At the close of her narrative, Mamm' Margarid continued to spin in silence.
"Did I not tell you, friend," said Joel, "that Syomara, Margarid's grandmother, was the peer of your Gallic woman of the Rhine?"
"And must not the noble name bring good luck to my daughter!" added Guilhern tenderly kissing the blonde head of the child.
"That powerful and chaste story is worthy of the lips that told it," said the stranger. "It also proves that the Romans, our implacable enemies, have not changed. Avaricious and debauched were they once—and are to-day. And seeing that we are speaking of the avaricious and debauched Romans and that you love stories," he added with a bitter smile, "you must know that I have been in Rome ... and that I saw ... Julius Cæsar ... the most famous of the Roman generals, as also the most avaricious and the most debauched man of all Italy.

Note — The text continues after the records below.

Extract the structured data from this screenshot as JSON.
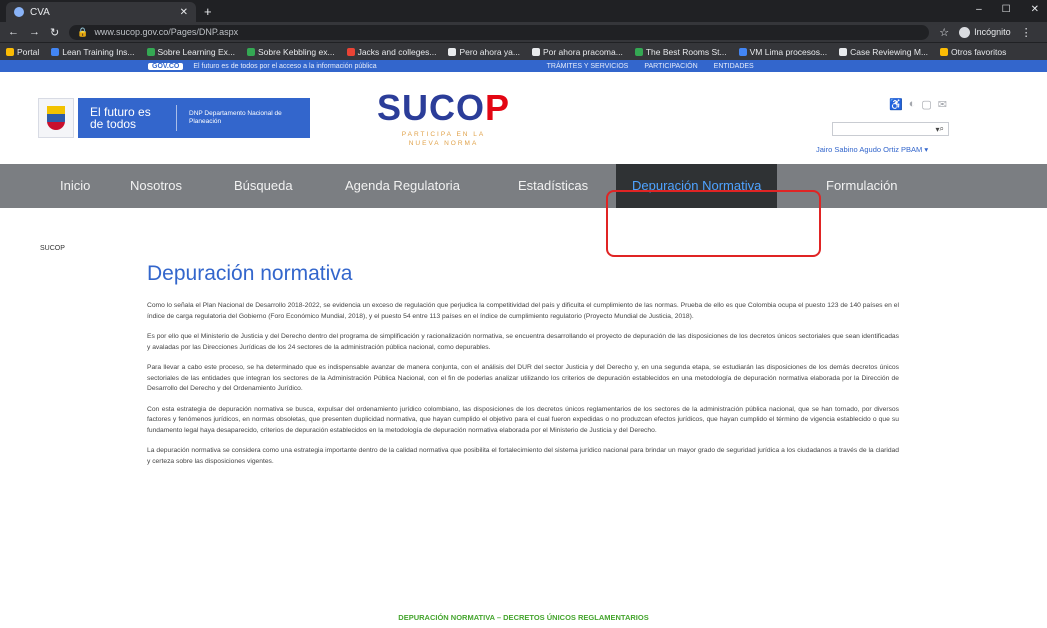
{
  "browser": {
    "tab_title": "CVA",
    "url": "www.sucop.gov.co/Pages/DNP.aspx",
    "profile_label": "Incógnito",
    "bookmarks": [
      "Portal",
      "Lean Training Ins...",
      "Sobre Learning Ex...",
      "Sobre Kebbling ex...",
      "Jacks and colleges...",
      "Pero ahora ya...",
      "Por ahora pracoma...",
      "The Best Rooms St...",
      "VM Lima procesos...",
      "Case Reviewing M...",
      "Otros favoritos"
    ]
  },
  "gov_bar": {
    "logo": "GOV.CO",
    "text": "El futuro es de todos por el acceso a la información pública",
    "links": [
      "TRÁMITES Y SERVICIOS",
      "PARTICIPACIÓN",
      "ENTIDADES"
    ]
  },
  "header": {
    "slogan": "El futuro es de todos",
    "dnp": "DNP Departamento Nacional de Planeación",
    "logo_text": "SUCO",
    "logo_accent": "P",
    "tagline_1": "PARTICIPA EN LA",
    "tagline_2": "NUEVA NORMA",
    "user": "Jairo Sabino Agudo Ortiz PBAM ▾"
  },
  "nav": [
    "Inicio",
    "Nosotros",
    "Búsqueda",
    "Agenda Regulatoria",
    "Estadísticas",
    "Depuración Normativa",
    "Formulación"
  ],
  "breadcrumb": "SUCOP",
  "page": {
    "title": "Depuración normativa",
    "paragraphs": [
      "Como lo señala el Plan Nacional de Desarrollo 2018-2022, se evidencia un exceso de regulación que perjudica la competitividad del país y dificulta el cumplimiento de las normas. Prueba de ello es que Colombia ocupa el puesto 123 de 140 países en el índice de carga regulatoria del Gobierno (Foro Económico Mundial, 2018), y el puesto 54 entre 113 países en el índice de cumplimiento regulatorio (Proyecto Mundial de Justicia, 2018).",
      "Es por ello que el Ministerio de Justicia y del Derecho dentro del programa de simplificación y racionalización normativa, se encuentra desarrollando el proyecto de depuración de las disposiciones de los decretos únicos sectoriales que sean identificadas y avaladas por las Direcciones Jurídicas de los 24 sectores de la administración pública nacional, como depurables.",
      "Para llevar a cabo este proceso, se ha determinado que es indispensable avanzar de manera conjunta, con el análisis del DUR del sector Justicia y del Derecho y, en una segunda etapa, se estudiarán las disposiciones de los demás decretos únicos sectoriales de las entidades que integran los sectores de la Administración Pública Nacional, con el fin de poderlas analizar utilizando los criterios de depuración establecidos en una metodología de depuración normativa elaborada por la Dirección de Desarrollo del Derecho y del Ordenamiento Jurídico.",
      "Con esta estrategia de depuración normativa se busca, expulsar del ordenamiento jurídico colombiano, las disposiciones de los decretos únicos reglamentarios de los sectores de la administración pública nacional, que se han tornado, por diversos factores y fenómenos jurídicos, en normas obsoletas, que presenten duplicidad normativa, que hayan cumplido el objetivo para el cual fueron expedidas o no produzcan efectos jurídicos, que hayan cumplido el término de vigencia establecido o que su fundamento legal haya desaparecido, criterios de depuración establecidos en la metodología de depuración normativa elaborada por el Ministerio de Justicia y del Derecho.",
      "La depuración normativa se considera como una estrategia importante dentro de la calidad normativa que posibilita el fortalecimiento del sistema jurídico nacional para brindar un mayor grado de seguridad jurídica a los ciudadanos a través de la claridad y certeza sobre las disposiciones vigentes."
    ],
    "section_title": "DEPURACIÓN NORMATIVA – DECRETOS ÚNICOS REGLAMENTARIOS"
  },
  "colors": {
    "gov_blue": "#3366cc",
    "nav_gray": "#7b7e82",
    "active_bg": "#2f3234",
    "accent_red": "#e30613",
    "green": "#45a52e"
  }
}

I would not venture to speak of his infamous acts of libertinage before women and young girls."
"Oh! Did you see that famous Julius Cæsar? What kind of a looking man is he?" asked Joel with great inquisitiveness.
The stranger looked at the brenn as if greatly surprised at the question, and answered with an effort to suppress his anger:
"Cæsar is nearing old age; he is tall of stature; his face is lean and long; his complexion pale; his eyes black; his head bald. Seeing the man combines in his person all the vices of the worst women of the Romans, he is possessed, like them, of extraordinary personal vanity. Accordingly, in order to conceal his baldness, he ever carries a chaplet of gold leaves on his head. Is your inquisitiveness satisfied, Joel? Would you want more details about Cæsar's infirmities? That he is subject to epileptic fits?... That—"
But the stranger did not finish his sentence. Letting his eyes wander over the assembled family of the brenn, he cried with towering rage:
"By the anger of Hesus! Can it be that all of you—as many as you are here capable of seizing the sabre and the sword but insatiable after idle stories—can it be you do not know that a Roman army, after having invaded under the command of Cæsar one-half of our provinces, has taken winter quarters in the country of Orleans, of Touraine and of Anjou?"
"Yes, yes; we have heard about it," calmly said Joel. "People from Anjou, who came here to buy beef and pork, told us about it."